3. I campioni su una ruota verticale rotante e incubare per un minimo di 2 ore con rotazione costante. I campioni possonoessere incubate per un massimo di 8 ore senza perdita di attività.
4. Al termine della incubazione immunoadsorbimento, rimuovere le proteine ​​dissociato dal anticorpo-PAS pellet ("immunopellet") per centrifugazione. Separare i surnatanti da immunopellets per centrifugazione utilizzando una centrifuga refrigerata programmato per 1 minuto a 10.000 × g, e poi lavare due volte con buffer di 1 ml e TEGM vortice. In seguito a centrifugazione e tra un lavaggio e, scartare il surnatante essere cauti per non disturbare il pellet.
   1. Rimuovere tutti i supernatante alla conclusione del secondo lavaggio. Al fine di garantire nessuno dei pellet è inavvertitamente aspirati, utilizzare un graffato P-200 punta della pipetta di aspirazione finale supernatante. Puntali crimpati sono preparati da appiattendo disponibili in commercio P-200 con pinze punte.

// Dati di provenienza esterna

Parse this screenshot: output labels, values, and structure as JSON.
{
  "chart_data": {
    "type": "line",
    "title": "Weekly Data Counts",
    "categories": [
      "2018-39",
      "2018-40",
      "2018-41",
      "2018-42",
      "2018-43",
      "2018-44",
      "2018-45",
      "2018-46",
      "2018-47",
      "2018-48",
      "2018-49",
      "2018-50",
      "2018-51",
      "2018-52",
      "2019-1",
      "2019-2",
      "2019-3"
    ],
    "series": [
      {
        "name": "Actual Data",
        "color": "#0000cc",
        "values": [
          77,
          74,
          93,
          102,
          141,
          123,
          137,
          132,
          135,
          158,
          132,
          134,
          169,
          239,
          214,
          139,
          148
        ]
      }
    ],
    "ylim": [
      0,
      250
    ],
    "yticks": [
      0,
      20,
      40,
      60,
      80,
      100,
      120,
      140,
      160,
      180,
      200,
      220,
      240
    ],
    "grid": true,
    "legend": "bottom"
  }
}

3. Dissociazione di Hsp90 endogeno da GR immunopellet ("Salt stripping")

1. Per il immunopellet lavato preparata al punto 2, aggiungere 355 microlitri TEG tampone (buffer TEGM senza molibdato di sodio) e 45 ml di NaCl 5 M (concentrazione finale NaCl = 0,5 M).
2. I campioni su una ruota verticale rotante e incubare per 1,5 ore con rotazione costante. I campioni possono essere incubate per 2 ore, tuttavia, più incubazioni possono portare al recupero di proteine ​​è diminuito e la minore attività funzionale.
3. Eliminare le proteine ​​dissociato dal immunopellet per centrifugazione. Spin campioni per 1 minuto a 10.000 x g. Lavare una volta con 1 ml di tampone TEG e una volta con 1 ml di buffer di 10 mm HEPES, pH 7,4.
4. Rimuovere tutti i supernatante alla conclusione del secondo lavaggio, facendo attenzione a non disturbare il immunopellet, utilizzando un graffato P-200 punta della pipetta.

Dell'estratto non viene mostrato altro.